Jair Bolsonaro, assim como Lula, portanto, exerce liderança sobre parcela da população a ponto de até mesmo suas proposições mais disparatadas sempre possuírem defensores sinceros e exaltados. O problema, no caso de Bolsonaro, é que mesmo com toda a cantilena de enfraquecimento das instituições obteve 49% dos votos dos eleitores. É fato que o Brasil é parte desse fenômeno mundial de candidatos extremistas receberem toneladas de votos. Pior, de serem escolhidos como guias políticos e morais de multidões.
Nessas circunstâncias, mais do que prender Bolsonaro e seu entorno, o desafio para o Brasil é tentar convencer uma enorme parte da população sobre as vantagens das correntes políticas que possuem de fato compromisso com a democracia. E, missão impossível, provar que a figura de Bolsonaro é contraproducente quando se aspira uma nação pacificada e em direção ao desenvolvimento.
Para isso é preciso um pacto para evitar ações que mantenham a tropa extremista unida. Cada vez que o presidente Lula afaga ditadores de preferência, dá discurso para fortalecimento das teses do bolsonarismo. Ou então quando se flerta com políticas econômicas que só provocaram recessão e desemprego. O mesmo ocorre quando o Judiciário não consegue justificar o perdão a tantos figurões e empresas que admitiram prática de irregularidades.
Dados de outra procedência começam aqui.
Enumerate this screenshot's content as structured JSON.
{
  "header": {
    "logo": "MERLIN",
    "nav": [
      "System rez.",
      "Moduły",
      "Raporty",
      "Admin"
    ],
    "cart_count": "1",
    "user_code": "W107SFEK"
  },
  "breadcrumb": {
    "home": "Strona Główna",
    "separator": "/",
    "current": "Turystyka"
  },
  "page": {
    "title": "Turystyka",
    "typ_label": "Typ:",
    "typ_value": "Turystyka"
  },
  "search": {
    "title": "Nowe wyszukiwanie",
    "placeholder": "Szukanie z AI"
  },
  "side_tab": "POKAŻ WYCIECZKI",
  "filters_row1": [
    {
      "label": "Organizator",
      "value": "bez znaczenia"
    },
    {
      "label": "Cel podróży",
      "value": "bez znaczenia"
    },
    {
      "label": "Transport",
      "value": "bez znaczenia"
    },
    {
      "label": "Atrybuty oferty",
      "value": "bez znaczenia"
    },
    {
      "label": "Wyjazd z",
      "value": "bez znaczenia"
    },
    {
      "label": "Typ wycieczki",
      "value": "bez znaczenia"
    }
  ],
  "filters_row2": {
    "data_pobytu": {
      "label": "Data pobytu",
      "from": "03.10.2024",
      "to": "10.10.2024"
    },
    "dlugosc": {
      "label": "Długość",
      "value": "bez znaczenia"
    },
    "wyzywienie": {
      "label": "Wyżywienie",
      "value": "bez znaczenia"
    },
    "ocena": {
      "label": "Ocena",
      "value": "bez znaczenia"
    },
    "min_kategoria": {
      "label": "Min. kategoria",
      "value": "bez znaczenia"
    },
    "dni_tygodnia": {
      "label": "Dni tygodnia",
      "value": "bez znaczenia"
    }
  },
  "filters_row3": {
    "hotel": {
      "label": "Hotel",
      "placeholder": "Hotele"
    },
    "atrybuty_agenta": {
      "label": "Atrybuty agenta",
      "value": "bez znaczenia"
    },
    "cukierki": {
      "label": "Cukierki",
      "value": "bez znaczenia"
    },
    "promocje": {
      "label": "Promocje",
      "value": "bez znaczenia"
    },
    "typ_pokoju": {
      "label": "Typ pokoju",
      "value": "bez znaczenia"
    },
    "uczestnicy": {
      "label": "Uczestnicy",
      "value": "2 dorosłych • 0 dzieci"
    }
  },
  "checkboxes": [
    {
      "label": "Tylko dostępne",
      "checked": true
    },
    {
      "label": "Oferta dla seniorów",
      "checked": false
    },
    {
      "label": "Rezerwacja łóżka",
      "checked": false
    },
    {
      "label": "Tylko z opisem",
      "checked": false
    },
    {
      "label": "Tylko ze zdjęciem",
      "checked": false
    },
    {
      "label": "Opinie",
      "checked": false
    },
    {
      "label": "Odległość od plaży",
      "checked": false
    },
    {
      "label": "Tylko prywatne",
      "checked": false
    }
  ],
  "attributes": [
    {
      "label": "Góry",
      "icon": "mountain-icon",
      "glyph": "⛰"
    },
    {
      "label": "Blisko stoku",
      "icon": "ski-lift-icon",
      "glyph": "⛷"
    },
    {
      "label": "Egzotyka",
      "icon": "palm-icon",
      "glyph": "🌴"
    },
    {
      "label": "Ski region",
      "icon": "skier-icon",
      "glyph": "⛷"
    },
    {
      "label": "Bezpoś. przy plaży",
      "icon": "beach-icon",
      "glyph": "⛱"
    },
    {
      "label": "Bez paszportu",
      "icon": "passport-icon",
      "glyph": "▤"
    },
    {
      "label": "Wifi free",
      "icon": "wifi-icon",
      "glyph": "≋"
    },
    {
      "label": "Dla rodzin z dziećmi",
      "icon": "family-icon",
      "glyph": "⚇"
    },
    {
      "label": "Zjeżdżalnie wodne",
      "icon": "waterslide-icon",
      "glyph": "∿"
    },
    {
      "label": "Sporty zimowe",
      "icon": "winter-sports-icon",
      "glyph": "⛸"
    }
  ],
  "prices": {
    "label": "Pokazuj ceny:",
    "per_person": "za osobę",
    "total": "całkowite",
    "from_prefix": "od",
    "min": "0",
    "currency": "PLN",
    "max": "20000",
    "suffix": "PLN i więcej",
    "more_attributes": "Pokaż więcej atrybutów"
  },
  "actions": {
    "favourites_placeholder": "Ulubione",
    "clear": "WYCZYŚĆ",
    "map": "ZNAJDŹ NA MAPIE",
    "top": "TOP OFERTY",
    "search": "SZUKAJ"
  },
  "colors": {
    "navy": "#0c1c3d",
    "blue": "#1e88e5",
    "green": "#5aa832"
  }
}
O próprio Lula não para de atiçar o inimigo político, em discursos e entrevistas, o que só faz alimentar a repugnância de quem ainda admira o antecessor.
Provadas as desobediências flagrantes às leis, as punições rigorosas serão necessárias. Mas por incrível que pareça esse é o passo mais fácil. Do ponto de vista do futuro da nação, para evitar ressentimentos, o desafio é tentar mostrar para milhões de brasileiros, sem tripudiar ou com espírito de vingança, que suas opções políticas estavam equivocadas. Se não a consequência é buscarem outro outsider insensato para nos desgovernar. Por muito pouco, os eleitores do talvez futuro presidiário Bolsonaro não são a maioria do Brasil.